Reputation: 65
I have a column in my data frame as shown below.
I want to keep the data in the pattern "\\d+Zimmer" and remove all the digits from the column such as "9586" and "927" in the picture. I tried following gsub function.
gsub("[^\\d+Zimmer]", "", flat_cl_one$rooms)
But it removes all the digits, as below.
What Regex can I use to get the correct result? Thank You in Advance
Upvotes: 0
Views: 1217
Reputation: 163217
This pattern [^\\d+Zimmer]
matches any character except a digit or the following characters +
Z
i
m
etc...
Using gsub, you can check if the string does not start with the pattern ^\\d+Zimmer
using a negative lookahead (?!
setting perl = TRUE
and then match 1 or more digits if the assertion it true.

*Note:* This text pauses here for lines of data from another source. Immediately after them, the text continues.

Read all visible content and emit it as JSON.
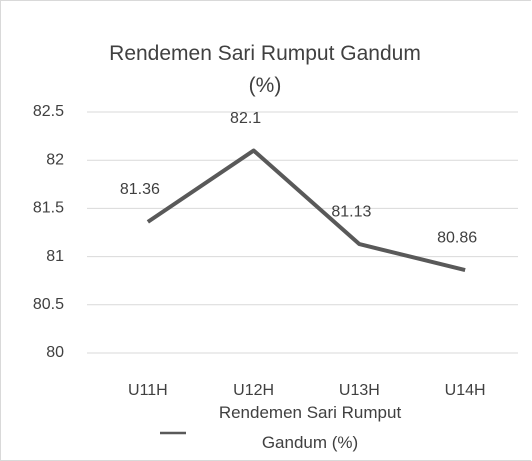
{
  "chart_data": {
    "type": "line",
    "title": "Rendemen Sari Rumput Gandum (%)",
    "categories": [
      "U11H",
      "U12H",
      "U13H",
      "U14H"
    ],
    "series": [
      {
        "name": "Rendemen Sari Rumput Gandum (%)",
        "color": "#595959",
        "values": [
          81.36,
          82.1,
          81.13,
          80.86
        ]
      }
    ],
    "ylim": [
      80,
      82.5
    ],
    "yticks": [
      80,
      80.5,
      81,
      81.5,
      82,
      82.5
    ],
    "grid": true,
    "legend": "bottom"
  }
}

gsub("^(?!^\\d+Zimmer\\b)\\d+\\b", "", flat_cl_one$rooms, perl = TRUE)
See an R demo.
Upvotes: 1
Reputation: 25323
Another possible solution, using stringr::str_extract
(I am using @AndrewGillreath-Brown's data, to whom I thank):
library(tidyverse)
df <- structure(
list(rooms = c("647Zimmer", "394Zimmer", "8796", "9389", "38210Zimmer")),
class = "data.frame",
row.names = c(NA, -5L))
df %>%
mutate(rooms = str_extract(rooms, "\\d+Zimmer"))
#> rooms
#> 1 647Zimmer
#> 2 394Zimmer
#> 3 <NA>
#> 4 <NA>
#> 5 38210Zimmer
Upvotes: 1
Reputation: 173793
Just replace strings that don't contain the word "Zimmer"
flat_cl_one$room[!grepl("Zimmer", flat_cl_one$room)] <- ""
flat_cl_one
#> room
#> 1 3Zimmer
#> 2 2Zimmer
#> 3 2Zimmer
#> 4 3Zimmer
#> 5
#> 6
#> 7 3Zimmer
#> 8 6Zimmer
#> 9 2Zimmer
#> 10 4Zimmer
Data
flat_cl_one <- data.frame(room = c("3Zimmer", "2Zimmer", "2Zimmer", "3Zimmer",
"9586", "927", "3Zimmer", "6Zimmer",
"2Zimmer", "4Zimmer"))
Upvotes: 1
Reputation: 16836
We can coerce any rows that have alphanumeric characters to NA
and then replace the rows that don't have NA
to blanks.
library(dplyr)
flat_cl_one %>%
mutate(rooms = ifelse(!is.na(as.numeric(rooms)), "", rooms))
Or we can use str_detect
:
flat_cl_one %>%
mutate(rooms = ifelse(str_detect(rooms, "Zimmer", negate = TRUE), "", rooms))
Output
rooms
1 647Zimmer
2 394Zimmer
3
4
5 38210Zimmer
We could do the same thing with filter
if you wanted to actually remove those rows.
flat_cl_one %>%
filter(is.na(as.numeric(rooms)))
# rooms
#1 647Zimmer
#2 394Zimmer
#3 38210Zimmer
Data
flat_cl_one <- structure(list(rooms = c("647Zimmer", "394Zimmer", "8796", "9389",
"38210Zimmer")), class = "data.frame", row.names = c(NA, -5L))
Upvotes: 2